You can use the lxml Parser with the recover=True flag:

In [25]: import lxml.etree as ET

In [26]: from lxml.etree import XMLParser

In [27]: my_xml = """
   ....:     <documents>
   ....:           <record>Hello< &O >World</record>
   ....:     </documents>
   ....: """

In [28]: parser = XMLParser(recover=True)

In [29]: element = ET.fromstring(my_xml, parser=parser)

In [30]: for text in element.itertext():
   ....:     print(text)
   ....:     


Hello  >World
Charles Duffy
  • 280,126
  • 43
  • 390
  • 441
styvane
  • 59,869
  • 19
  • 150
  • 156
  • 1
    Hmm. If the OP intends for the invalid content to be read as literals rather than discarded, this might be suboptimal, but then, there may not *be* an optimal choice. – Charles Duffy Jan 30 '16 at 00:05
0

You can't do what you're asking. Your document is not well-formed XML, and any conformant XML parser will reject it.

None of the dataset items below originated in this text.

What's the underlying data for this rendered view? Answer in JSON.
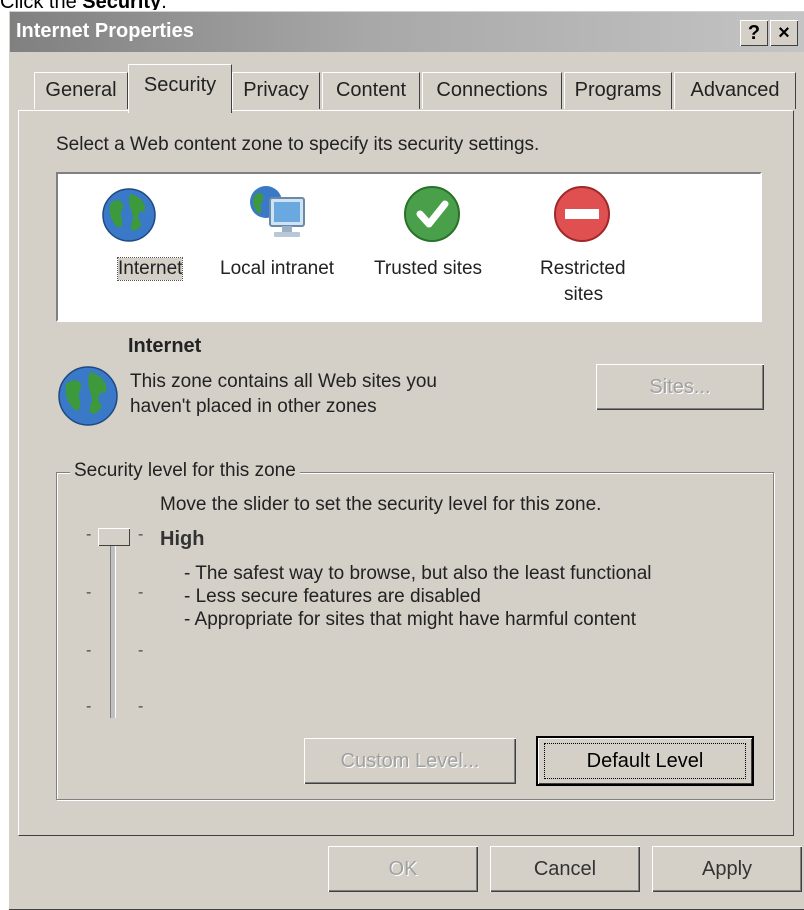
{
  "caption": {
    "prefix": "Click the ",
    "bold": "Security"
  },
  "window": {
    "title": "Internet Properties",
    "help_button": "?",
    "close_button": "×"
  },
  "tabs": [
    {
      "label": "General"
    },
    {
      "label": "Security"
    },
    {
      "label": "Privacy"
    },
    {
      "label": "Content"
    },
    {
      "label": "Connections"
    },
    {
      "label": "Programs"
    },
    {
      "label": "Advanced"
    }
  ],
  "security": {
    "instruction": "Select a Web content zone to specify its security settings.",
    "zones": [
      {
        "label": "Internet",
        "icon": "globe-icon"
      },
      {
        "label": "Local intranet",
        "icon": "intranet-icon"
      },
      {
        "label": "Trusted sites",
        "icon": "checkmark-icon",
        "color": "#4aa04a"
      },
      {
        "label": "Restricted sites",
        "label_line1": "Restricted",
        "label_line2": "sites",
        "icon": "no-entry-icon",
        "color": "#e05050"
      }
    ],
    "selected_zone": {
      "name": "Internet",
      "description_line1": "This zone contains all Web sites you",
      "description_line2": "haven't placed in other zones"
    },
    "sites_button": "Sites...",
    "group_title": "Security level for this zone",
    "slider_hint": "Move the slider to set the security level for this zone.",
    "level": {
      "name": "High",
      "descriptions": [
        "- The safest way to browse, but also the least functional",
        "- Less secure features are disabled",
        "- Appropriate for sites that might have harmful content"
      ]
    },
    "custom_level_button": "Custom Level...",
    "default_level_button": "Default Level"
  },
  "footer": {
    "ok": "OK",
    "cancel": "Cancel",
    "apply": "Apply"
  }
}
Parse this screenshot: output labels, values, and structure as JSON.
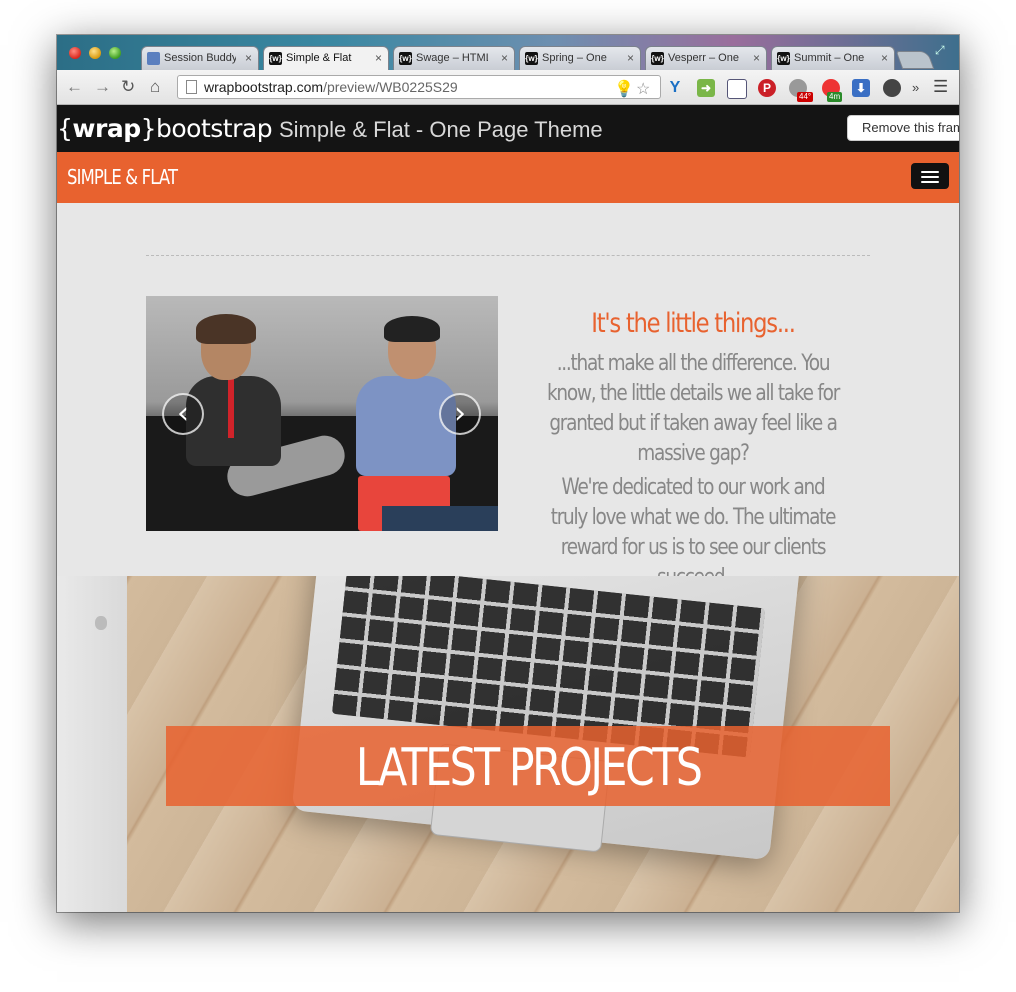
{
  "browser": {
    "tabs": [
      {
        "title": "Session Buddy",
        "favicon": "session-buddy-icon",
        "active": false
      },
      {
        "title": "Simple & Flat",
        "favicon": "wrapbootstrap-icon",
        "active": true
      },
      {
        "title": "Swage – HTML",
        "favicon": "wrapbootstrap-icon",
        "active": false
      },
      {
        "title": "Spring – One",
        "favicon": "wrapbootstrap-icon",
        "active": false
      },
      {
        "title": "Vesperr – One",
        "favicon": "wrapbootstrap-icon",
        "active": false
      },
      {
        "title": "Summit – One",
        "favicon": "wrapbootstrap-icon",
        "active": false
      }
    ],
    "favicon_letter": "{w}",
    "tab_close": "×",
    "url_host": "wrapbootstrap.com",
    "url_path": "/preview/WB0225S29",
    "extension_badges": {
      "weather": "44°",
      "timer": "4m"
    },
    "overflow_label": "»"
  },
  "wrapbar": {
    "logo_left": "{",
    "logo_bold": "wrap",
    "logo_right": "}bootstrap",
    "page_title": "Simple & Flat - One Page Theme",
    "remove_frame_label": "Remove this frame"
  },
  "site": {
    "brand": "SIMPLE & FLAT",
    "intro_heading": "It's the little things...",
    "intro_paragraph_1": "...that make all the difference. You know, the little details we all take for granted but if taken away feel like a massive gap?",
    "intro_paragraph_2": "We're dedicated to our work and truly love what we do. The ultimate reward for us is to see our clients succeed.",
    "carousel_prev": "‹",
    "carousel_next": "›",
    "hero_banner": "LATEST PROJECTS"
  },
  "colors": {
    "accent": "#e8622f",
    "dark_bar": "#141414",
    "body_text": "#878787"
  }
}
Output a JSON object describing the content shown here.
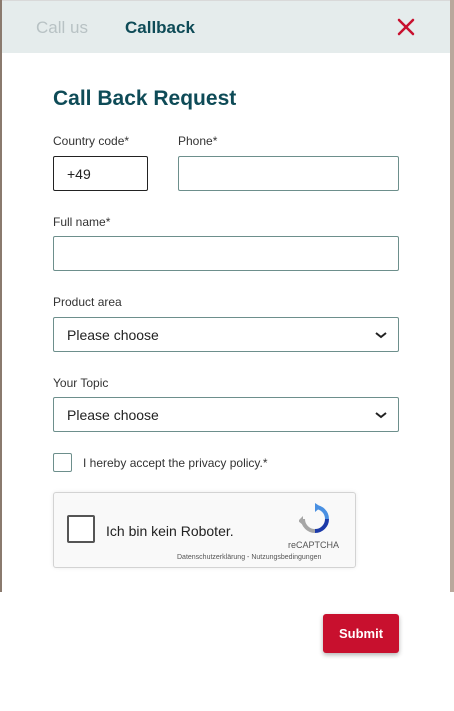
{
  "tabs": [
    {
      "label": "Call us",
      "active": false
    },
    {
      "label": "Callback",
      "active": true
    }
  ],
  "form": {
    "title": "Call Back Request",
    "country_code_label": "Country code*",
    "country_code_value": "+49",
    "phone_label": "Phone*",
    "phone_value": "",
    "full_name_label": "Full name*",
    "full_name_value": "",
    "product_area_label": "Product area",
    "product_area_value": "Please choose",
    "topic_label": "Your Topic",
    "topic_value": "Please choose",
    "privacy_label": "I hereby accept the privacy policy.*",
    "privacy_checked": false,
    "submit_label": "Submit"
  },
  "captcha": {
    "label": "Ich bin kein Roboter.",
    "brand": "reCAPTCHA",
    "links": "Datenschutzerklärung - Nutzungsbedingungen"
  },
  "colors": {
    "accent": "#0e4b57",
    "close": "#c8102e",
    "submit_bg": "#c8102e",
    "tabbar_bg": "#e5ecec"
  },
  "icons": {
    "close": "close-icon",
    "select": "chevron-down-icon",
    "captcha": "recaptcha-logo-icon"
  }
}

You could write code that used regular expressions to fix it up and make it XML, but any such solution would almost certainly be buggy and error-prone and cause more problems than it solves.

If you really, really can't fix this at the source so the documents are well-formed, then your best option may be to fix them up by hand with human intelligence.